Androgen Deprivation Therapy (ADT) has an established role in the management of prostate cancer but is associated with multiple adverse metabolic effects . Despite availability of national guidelines for management  the metabolic consequences of ADT may be overlooked in the time-poor public outpatient setting where the focus tends to be on cancer control.
To determine whether metabolic side-effect screening of ADT patients in our health service is in accordance with current practice guidelines.
A retrospective audit (January 2016-September 2017) was undertaken of 104 patients treated with ADT at Western Health, Melbourne. Relevant medical records were identified through International Classification of Diseases version 10 Australian Modification coding. Data were collected to assess prevalence of testing for bone mineral density (BMD), blood pressure, BMI, lipids and glycaemic control at any time prior to or after initiating ADT. We reviewed use of pharmacological treatment of bone, metabolic, and cardiac conditions, and referrals made to endocrine specialist clinics after ADT commencement. These data were compared to current guidelines .

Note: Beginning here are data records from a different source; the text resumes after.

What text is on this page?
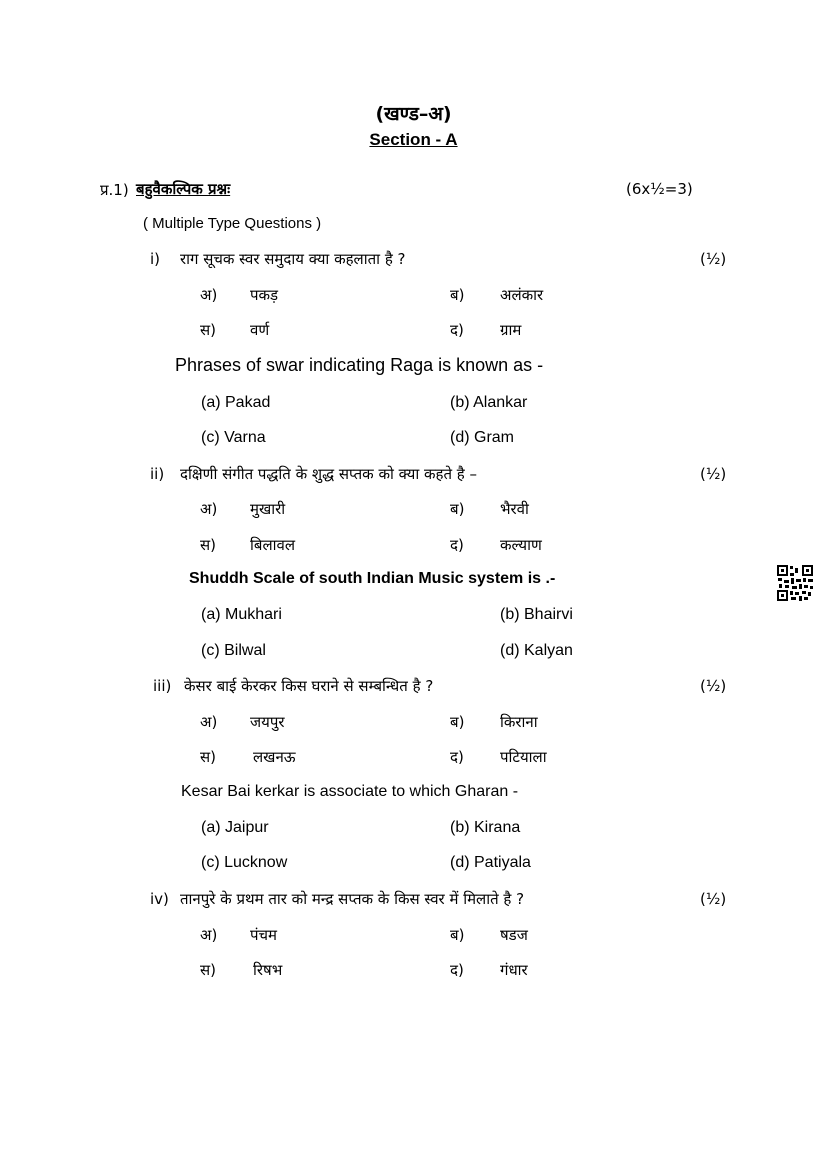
(खण्ड–अ)
Section - A
प्र.1) बहुवैकल्पिक प्रश्नः	(6x½=3)
( Multiple Type Questions )
i) राग सूचक स्वर समुदाय क्या कहलाता है ?	(½)
अ) पकड़	ब) अलंकार
स) वर्ण	द) ग्राम
Phrases of swar indicating Raga is known as -
(a) Pakad	(b) Alankar
(c) Varna	(d) Gram
ii) दक्षिणी संगीत पद्धति के शुद्ध सप्तक को क्या कहते है –	(½)
अ) मुखारी	ब) भैरवी
स) बिलावल	द) कल्याण
Shuddh Scale of south Indian Music system is .-
(a) Mukhari	(b) Bhairvi
(c) Bilwal	(d) Kalyan
iii) केसर बाई केरकर किस घराने से सम्बन्धित है ?	(½)
अ) जयपुर	ब) किराना
स) लखनऊ	द) पटियाला
Kesar Bai kerkar is associate to which Gharan -
(a) Jaipur	(b) Kirana
(c) Lucknow	(d) Patiyala
iv) तानपुरे के प्रथम तार को मन्द्र सप्तक के किस स्वर में मिलाते है ?	(½)
अ) पंचम	ब) षडज
स) रिषभ	द) गंधार
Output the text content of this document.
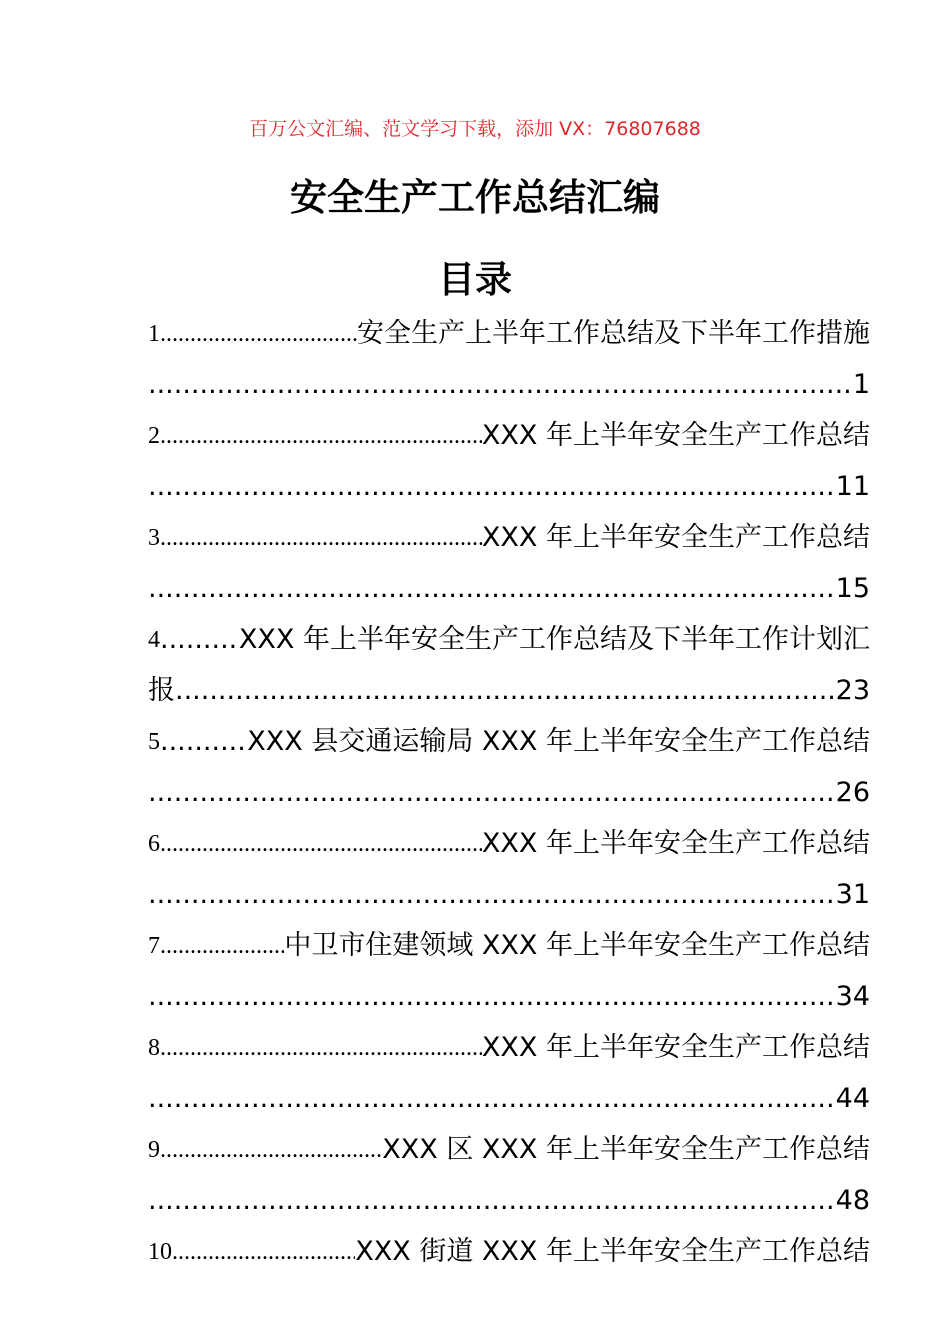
百万公文汇编、范文学习下载，添加 VX：76807688
安全生产工作总结汇编
目录
1 .....	安全生产上半年工作总结及下半年工作措施
.....
1
2 .....	XXX 年上半年安全生产工作总结
.....
11
3 .....	XXX 年上半年安全生产工作总结
.....
15
4 .....	XXX 年上半年安全生产工作总结及下半年工作计划汇
报 .....	23
5 .....	XXX 县交通运输局 XXX 年上半年安全生产工作总结
.....
26
6 .....	XXX 年上半年安全生产工作总结
.....
31
7 .....	中卫市住建领域 XXX 年上半年安全生产工作总结
.....
34
8 .....	XXX 年上半年安全生产工作总结
.....
44
9 .....	XXX 区 XXX 年上半年安全生产工作总结
.....
48
10 .....	XXX 街道 XXX 年上半年安全生产工作总结
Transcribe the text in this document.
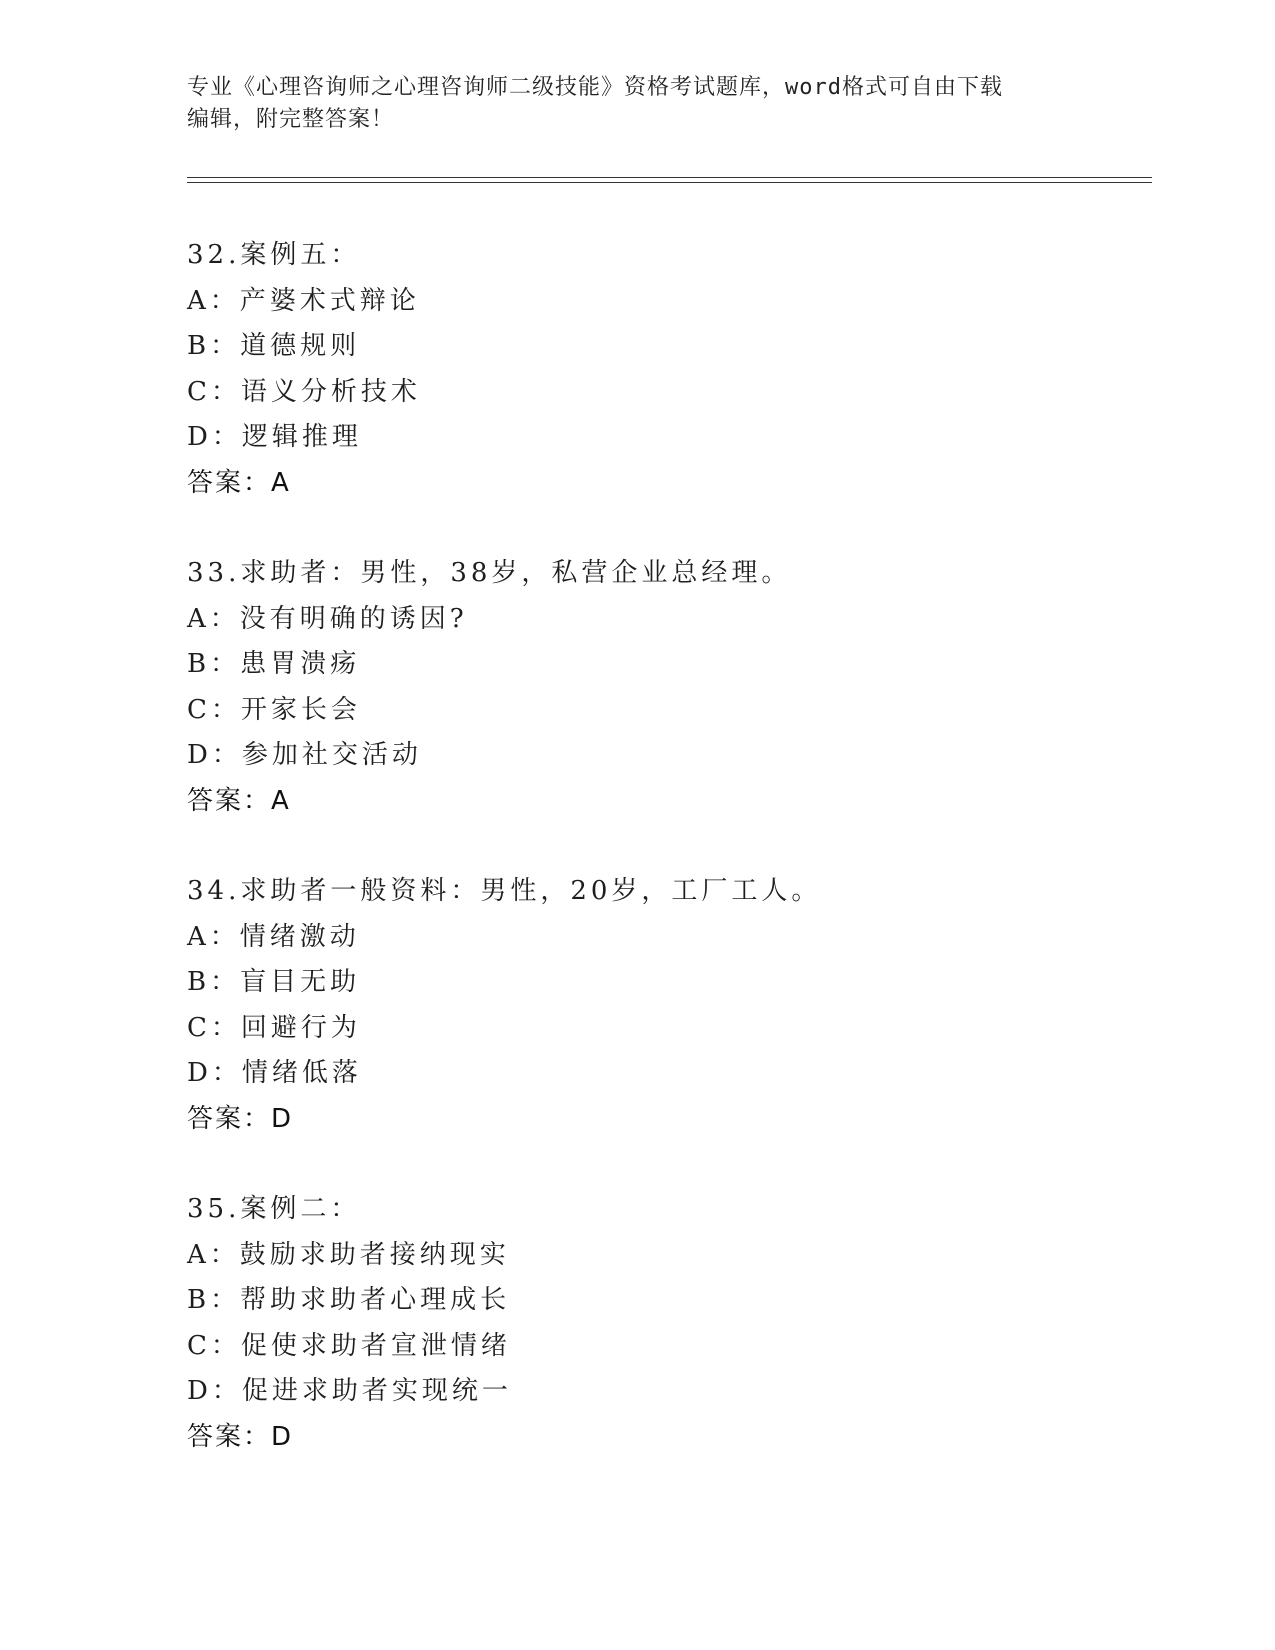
专业《心理咨询师之心理咨询师二级技能》资格考试题库，word格式可自由下载
编辑，附完整答案！
32.案例五：
A：产婆术式辩论
B：道德规则
C：语义分析技术
D：逻辑推理
答案：A
33.求助者：男性，38岁，私营企业总经理。
A：没有明确的诱因?
B：患胃溃疡
C：开家长会
D：参加社交活动
答案：A
34.求助者一般资料：男性，20岁，工厂工人。
A：情绪激动
B：盲目无助
C：回避行为
D：情绪低落
答案：D
35.案例二：
A：鼓励求助者接纳现实
B：帮助求助者心理成长
C：促使求助者宣泄情绪
D：促进求助者实现统一
答案：D
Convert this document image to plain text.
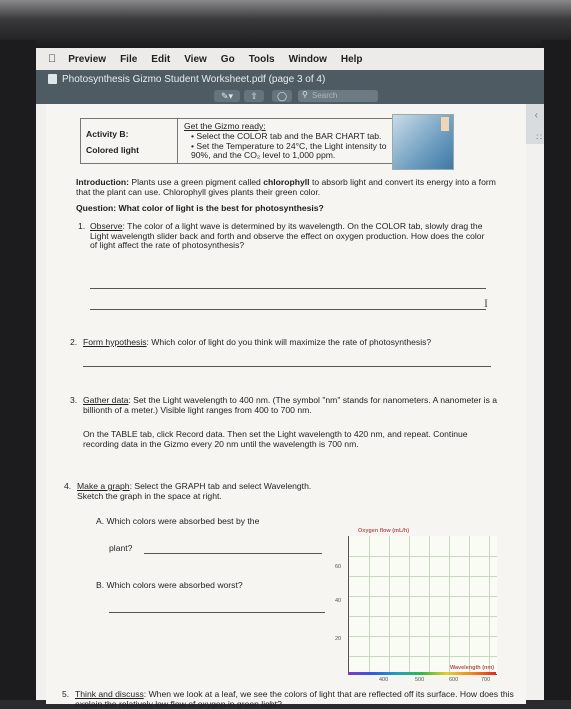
Preview File Edit View Go Tools Window Help
Photosynthesis Gizmo Student Worksheet.pdf (page 3 of 4)
✎▾	⇧	◯	Search
⚲
‹
∷
Activity B:
Colored light
Get the Gizmo ready:
• Select the COLOR tab and the BAR CHART tab.
• Set the Temperature to 24°C, the Light intensity to 90%, and the CO₂ level to 1,000 ppm.
Introduction: Plants use a green pigment called chlorophyll to absorb light and convert its energy into a form that the plant can use. Chlorophyll gives plants their green color.
Question: What color of light is the best for photosynthesis?
1. Observe: The color of a light wave is determined by its wavelength. On the COLOR tab, slowly drag the Light wavelength slider back and forth and observe the effect on oxygen production. How does the color of light affect the rate of photosynthesis?
I
2. Form hypothesis: Which color of light do you think will maximize the rate of photosynthesis?
3. Gather data: Set the Light wavelength to 400 nm. (The symbol "nm" stands for nanometers. A nanometer is a billionth of a meter.) Visible light ranges from 400 to 700 nm.
On the TABLE tab, click Record data. Then set the Light wavelength to 420 nm, and repeat. Continue recording data in the Gizmo every 20 nm until the wavelength is 700 nm.
4. Make a graph: Select the GRAPH tab and select Wavelength. Sketch the graph in the space at right.
A. Which colors were absorbed best by the
plant?
B. Which colors were absorbed worst?
Oxygen flow (mL/h)
60
40
20
400	500	600	700
Wavelength (nm)
5. Think and discuss: When we look at a leaf, we see the colors of light that are reflected off its surface. How does this explain the relatively low flow of oxygen in green light?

Prior to or during administration of ADT, 71% of patients were receiving pharmacotherapy for bone, cardiovascular or metabolic disease. 39% were receiving bone-related therapy (one or more of calcium, cholecalciferol, anti-resorptives), but only 8% had documentation of BMD screening. Screening for metabolic syndrome was variable; blood pressure was documented in 73% and BMI in 79%. Lipid profiles were documented in 24% and glucose levels in 32%. Referrals for Endocrinology input were infrequently performed, with referrals to the Diabetes Clinic in 2%, Endocrinology Clinic 4%, and Metabolic Bone Clinic 5%.
When compared to national guidelines, significant deficiencies were apparent in screening for the metabolic consequences of ADT within our health service. Multi-disciplinary patient-centred care is essential to improve patient outcomes beyond oncological control, and minimise harm from the metabolic consequences of ADT.